Filing criminal complaints in parallel with civil litigation

Nick Bortman

We often sit in on debates among legal teams over the merits of filing a criminal complaint to put pressure on counterparties, an essential strategy in complex disputes.

Such a tactic can carry risk for the claimant. However, in some countries, particularly in the Middle East, a public prosecutor’s criminal file may be accessible to legal counsel in civil proceedings and an important source of evidence.

Critics of the criminal complaint tactic often raise two valid points:

First, you will have no control over a government authority’s investigation. You cannot turn it on or off or shape its direction. It will have no value as a point of leverage over your counterparty. In some jurisdictions – Switzerland is a good example – public prosecutors have a reputation for aggressively pursuing investigations in ways which may impede a claimant’s own affairs.

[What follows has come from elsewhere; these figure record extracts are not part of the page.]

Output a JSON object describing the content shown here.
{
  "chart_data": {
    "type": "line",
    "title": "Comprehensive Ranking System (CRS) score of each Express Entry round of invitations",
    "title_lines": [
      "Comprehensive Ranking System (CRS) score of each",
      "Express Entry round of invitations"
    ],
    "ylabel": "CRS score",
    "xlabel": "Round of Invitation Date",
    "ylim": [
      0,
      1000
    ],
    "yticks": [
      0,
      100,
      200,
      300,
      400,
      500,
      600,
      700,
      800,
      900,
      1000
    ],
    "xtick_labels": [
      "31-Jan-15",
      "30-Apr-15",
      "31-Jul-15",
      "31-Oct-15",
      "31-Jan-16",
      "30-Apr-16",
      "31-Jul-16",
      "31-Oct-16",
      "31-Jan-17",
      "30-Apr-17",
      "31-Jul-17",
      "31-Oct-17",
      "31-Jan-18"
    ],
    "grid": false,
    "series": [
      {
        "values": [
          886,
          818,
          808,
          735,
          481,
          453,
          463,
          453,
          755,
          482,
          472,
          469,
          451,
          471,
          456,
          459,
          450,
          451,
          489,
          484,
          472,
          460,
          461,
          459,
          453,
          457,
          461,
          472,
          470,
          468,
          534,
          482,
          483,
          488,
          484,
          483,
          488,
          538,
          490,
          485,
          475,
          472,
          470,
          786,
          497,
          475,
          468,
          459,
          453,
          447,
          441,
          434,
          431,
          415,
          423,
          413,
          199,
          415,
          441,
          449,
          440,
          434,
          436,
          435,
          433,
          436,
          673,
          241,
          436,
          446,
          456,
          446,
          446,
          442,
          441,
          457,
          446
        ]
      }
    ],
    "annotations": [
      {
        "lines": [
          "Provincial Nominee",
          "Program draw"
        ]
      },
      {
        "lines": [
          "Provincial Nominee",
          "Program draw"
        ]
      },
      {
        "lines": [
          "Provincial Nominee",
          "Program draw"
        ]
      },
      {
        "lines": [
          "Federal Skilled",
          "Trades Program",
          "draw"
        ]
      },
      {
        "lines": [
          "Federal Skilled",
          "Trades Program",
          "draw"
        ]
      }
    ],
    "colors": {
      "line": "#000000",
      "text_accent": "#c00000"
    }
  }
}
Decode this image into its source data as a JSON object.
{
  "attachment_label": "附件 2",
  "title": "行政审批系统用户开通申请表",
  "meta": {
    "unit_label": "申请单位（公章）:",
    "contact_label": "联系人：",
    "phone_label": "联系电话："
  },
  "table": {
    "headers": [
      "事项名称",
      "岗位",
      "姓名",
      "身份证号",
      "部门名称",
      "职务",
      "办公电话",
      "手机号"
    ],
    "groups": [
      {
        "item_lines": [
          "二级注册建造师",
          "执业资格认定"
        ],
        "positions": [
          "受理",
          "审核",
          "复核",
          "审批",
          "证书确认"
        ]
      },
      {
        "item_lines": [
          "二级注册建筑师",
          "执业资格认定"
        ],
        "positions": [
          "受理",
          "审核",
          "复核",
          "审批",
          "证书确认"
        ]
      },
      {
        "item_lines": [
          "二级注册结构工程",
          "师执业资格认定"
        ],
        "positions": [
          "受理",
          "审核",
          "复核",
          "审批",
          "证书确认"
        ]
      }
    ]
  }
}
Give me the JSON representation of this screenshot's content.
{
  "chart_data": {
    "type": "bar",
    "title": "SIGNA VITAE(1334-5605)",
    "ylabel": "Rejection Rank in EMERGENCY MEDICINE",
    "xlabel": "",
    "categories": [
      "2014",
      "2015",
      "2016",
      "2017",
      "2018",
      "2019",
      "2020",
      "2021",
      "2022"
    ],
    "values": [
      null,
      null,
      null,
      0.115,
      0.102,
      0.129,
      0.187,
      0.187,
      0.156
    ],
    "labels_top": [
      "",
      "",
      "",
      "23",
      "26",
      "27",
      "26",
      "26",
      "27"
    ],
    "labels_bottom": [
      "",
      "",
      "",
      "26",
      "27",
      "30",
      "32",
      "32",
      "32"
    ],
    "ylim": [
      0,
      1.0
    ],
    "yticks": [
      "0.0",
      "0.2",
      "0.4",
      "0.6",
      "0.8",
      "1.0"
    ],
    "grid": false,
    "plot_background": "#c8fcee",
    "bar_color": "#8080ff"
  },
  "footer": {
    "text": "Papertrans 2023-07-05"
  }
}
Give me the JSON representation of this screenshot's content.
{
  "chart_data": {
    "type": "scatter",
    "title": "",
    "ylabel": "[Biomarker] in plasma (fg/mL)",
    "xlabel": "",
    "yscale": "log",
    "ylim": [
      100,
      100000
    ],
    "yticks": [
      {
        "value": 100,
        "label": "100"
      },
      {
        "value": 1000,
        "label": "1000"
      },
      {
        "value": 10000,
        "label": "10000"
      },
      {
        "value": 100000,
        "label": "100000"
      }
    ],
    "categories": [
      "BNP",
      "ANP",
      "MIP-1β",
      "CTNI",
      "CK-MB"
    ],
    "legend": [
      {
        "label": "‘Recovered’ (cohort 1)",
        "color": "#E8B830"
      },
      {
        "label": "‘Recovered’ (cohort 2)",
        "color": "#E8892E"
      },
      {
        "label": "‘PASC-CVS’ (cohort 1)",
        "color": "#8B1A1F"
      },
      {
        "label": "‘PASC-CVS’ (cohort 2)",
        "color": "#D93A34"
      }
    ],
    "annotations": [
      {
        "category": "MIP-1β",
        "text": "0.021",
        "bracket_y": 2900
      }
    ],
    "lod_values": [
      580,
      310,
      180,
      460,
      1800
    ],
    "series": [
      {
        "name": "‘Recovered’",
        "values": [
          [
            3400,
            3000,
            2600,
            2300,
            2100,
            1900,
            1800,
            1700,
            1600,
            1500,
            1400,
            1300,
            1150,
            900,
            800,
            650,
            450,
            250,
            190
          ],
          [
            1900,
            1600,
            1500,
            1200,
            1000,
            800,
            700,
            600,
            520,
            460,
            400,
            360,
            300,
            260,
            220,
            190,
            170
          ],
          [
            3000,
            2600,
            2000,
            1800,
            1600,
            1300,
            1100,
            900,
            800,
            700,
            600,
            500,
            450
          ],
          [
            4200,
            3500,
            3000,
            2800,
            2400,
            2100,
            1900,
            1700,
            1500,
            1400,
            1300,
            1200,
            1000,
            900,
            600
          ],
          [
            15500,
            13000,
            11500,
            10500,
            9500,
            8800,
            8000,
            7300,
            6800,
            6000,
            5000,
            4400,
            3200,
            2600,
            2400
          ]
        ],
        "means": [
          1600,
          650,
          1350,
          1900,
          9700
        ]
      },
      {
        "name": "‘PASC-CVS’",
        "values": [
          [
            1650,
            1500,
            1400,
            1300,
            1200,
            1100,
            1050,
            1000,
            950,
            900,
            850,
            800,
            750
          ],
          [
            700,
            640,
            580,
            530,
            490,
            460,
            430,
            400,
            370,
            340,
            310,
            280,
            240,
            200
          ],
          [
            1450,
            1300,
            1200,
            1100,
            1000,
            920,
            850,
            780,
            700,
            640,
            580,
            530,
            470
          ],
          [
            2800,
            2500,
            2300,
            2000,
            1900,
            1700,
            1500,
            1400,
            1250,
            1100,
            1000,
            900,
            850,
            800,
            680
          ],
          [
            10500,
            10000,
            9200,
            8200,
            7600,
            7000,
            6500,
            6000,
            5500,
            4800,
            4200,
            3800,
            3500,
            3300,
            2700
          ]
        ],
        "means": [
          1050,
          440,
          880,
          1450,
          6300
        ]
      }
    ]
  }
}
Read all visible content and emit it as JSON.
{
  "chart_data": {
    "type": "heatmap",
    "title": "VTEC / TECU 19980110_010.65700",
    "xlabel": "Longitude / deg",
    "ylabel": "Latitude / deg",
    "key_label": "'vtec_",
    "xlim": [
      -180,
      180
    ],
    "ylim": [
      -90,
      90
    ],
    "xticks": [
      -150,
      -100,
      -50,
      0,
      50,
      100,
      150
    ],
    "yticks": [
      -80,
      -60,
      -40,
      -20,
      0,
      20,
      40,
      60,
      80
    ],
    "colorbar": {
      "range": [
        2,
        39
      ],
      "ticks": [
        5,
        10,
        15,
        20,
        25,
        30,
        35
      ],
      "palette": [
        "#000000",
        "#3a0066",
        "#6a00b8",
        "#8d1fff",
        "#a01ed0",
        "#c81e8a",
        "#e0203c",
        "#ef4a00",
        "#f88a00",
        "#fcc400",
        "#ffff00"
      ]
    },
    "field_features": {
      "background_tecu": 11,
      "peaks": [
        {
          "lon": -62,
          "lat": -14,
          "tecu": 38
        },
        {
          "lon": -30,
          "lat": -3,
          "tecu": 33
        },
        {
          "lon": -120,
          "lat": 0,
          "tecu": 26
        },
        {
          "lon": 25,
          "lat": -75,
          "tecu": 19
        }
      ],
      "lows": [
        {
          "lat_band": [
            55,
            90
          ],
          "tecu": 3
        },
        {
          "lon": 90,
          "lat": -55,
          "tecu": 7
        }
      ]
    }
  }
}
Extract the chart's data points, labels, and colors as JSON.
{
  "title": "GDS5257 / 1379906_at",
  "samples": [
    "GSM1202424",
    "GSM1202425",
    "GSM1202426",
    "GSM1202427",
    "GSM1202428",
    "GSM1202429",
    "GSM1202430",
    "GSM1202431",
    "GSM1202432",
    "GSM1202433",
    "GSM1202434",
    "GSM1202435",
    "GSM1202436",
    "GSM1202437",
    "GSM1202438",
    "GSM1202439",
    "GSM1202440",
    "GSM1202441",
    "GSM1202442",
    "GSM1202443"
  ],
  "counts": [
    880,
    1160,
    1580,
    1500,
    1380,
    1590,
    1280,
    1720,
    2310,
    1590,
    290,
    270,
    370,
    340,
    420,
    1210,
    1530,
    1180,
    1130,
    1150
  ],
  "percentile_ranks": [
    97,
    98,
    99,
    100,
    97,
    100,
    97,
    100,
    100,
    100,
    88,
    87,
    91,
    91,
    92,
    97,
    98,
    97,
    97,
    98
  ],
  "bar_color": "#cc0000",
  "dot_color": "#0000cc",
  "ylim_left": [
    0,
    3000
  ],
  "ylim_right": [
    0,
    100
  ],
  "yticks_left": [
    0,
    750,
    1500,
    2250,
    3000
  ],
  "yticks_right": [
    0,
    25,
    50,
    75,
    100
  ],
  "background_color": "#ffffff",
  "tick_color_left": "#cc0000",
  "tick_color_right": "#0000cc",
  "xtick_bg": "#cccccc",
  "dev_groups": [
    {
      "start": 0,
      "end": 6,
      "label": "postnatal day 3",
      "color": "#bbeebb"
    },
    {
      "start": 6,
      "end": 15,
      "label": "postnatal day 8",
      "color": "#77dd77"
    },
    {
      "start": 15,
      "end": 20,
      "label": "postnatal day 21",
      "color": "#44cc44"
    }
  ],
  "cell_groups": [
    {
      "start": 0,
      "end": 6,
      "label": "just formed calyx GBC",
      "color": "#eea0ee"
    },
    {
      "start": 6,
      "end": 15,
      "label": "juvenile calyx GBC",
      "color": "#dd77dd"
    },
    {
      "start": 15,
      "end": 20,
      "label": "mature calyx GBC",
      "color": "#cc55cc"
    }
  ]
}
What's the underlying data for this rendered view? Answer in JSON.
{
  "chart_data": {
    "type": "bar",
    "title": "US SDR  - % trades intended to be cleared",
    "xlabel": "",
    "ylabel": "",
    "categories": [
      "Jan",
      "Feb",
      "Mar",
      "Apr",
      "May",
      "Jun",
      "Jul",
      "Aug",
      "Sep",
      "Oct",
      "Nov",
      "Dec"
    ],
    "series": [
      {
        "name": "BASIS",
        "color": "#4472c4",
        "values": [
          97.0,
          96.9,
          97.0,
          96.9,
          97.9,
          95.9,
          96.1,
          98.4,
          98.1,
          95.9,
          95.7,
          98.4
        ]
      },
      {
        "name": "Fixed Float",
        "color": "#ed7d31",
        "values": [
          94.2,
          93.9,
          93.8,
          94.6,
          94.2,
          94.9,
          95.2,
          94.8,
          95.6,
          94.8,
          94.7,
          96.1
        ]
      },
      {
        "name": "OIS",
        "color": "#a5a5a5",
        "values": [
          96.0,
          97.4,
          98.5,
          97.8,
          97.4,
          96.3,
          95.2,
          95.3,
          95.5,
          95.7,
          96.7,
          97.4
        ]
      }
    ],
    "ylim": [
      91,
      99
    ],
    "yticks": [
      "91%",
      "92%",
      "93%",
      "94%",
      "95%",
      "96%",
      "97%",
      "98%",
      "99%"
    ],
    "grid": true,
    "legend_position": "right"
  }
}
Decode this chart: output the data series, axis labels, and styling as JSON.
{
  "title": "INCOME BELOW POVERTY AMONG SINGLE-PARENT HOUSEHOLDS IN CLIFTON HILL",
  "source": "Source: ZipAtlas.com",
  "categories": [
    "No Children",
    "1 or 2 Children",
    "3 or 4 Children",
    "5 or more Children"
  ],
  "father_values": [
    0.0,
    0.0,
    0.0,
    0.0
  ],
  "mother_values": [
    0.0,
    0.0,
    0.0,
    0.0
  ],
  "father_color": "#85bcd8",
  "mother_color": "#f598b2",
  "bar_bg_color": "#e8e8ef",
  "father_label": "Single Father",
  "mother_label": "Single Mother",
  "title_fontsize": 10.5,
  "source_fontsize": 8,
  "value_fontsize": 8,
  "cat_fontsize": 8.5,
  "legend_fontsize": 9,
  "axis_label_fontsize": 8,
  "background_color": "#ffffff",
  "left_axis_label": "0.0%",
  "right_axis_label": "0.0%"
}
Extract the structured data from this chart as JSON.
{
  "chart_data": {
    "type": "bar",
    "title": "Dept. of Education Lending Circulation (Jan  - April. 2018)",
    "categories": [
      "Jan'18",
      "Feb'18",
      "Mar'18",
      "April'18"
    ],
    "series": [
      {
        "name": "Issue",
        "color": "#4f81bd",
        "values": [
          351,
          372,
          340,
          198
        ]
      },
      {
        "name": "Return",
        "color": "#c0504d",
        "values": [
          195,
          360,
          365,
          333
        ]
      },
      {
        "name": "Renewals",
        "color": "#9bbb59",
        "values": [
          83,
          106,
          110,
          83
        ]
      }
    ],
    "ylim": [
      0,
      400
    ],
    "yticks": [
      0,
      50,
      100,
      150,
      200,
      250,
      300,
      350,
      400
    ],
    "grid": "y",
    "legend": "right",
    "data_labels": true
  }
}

Second, a not guilty finding by a public authority will appear to exonerate the counterparty and can be used in commercial proceedings to undermine the claimant.

While these are appropriate concerns, we have seen occasions where savvy local counsel were able to obtain permission from a government authority to use that authority’s findings in civil proceedings. This can be a game changer in countries whose local courts do not recognise disclosure.

If you need to demonstrate transactional activity in a bank account, communications among individuals, or the shareholding structure of businesses incorporated in opaque offshore zones, under some circumstances local public prosecutors can be an ally in high-stakes disputes.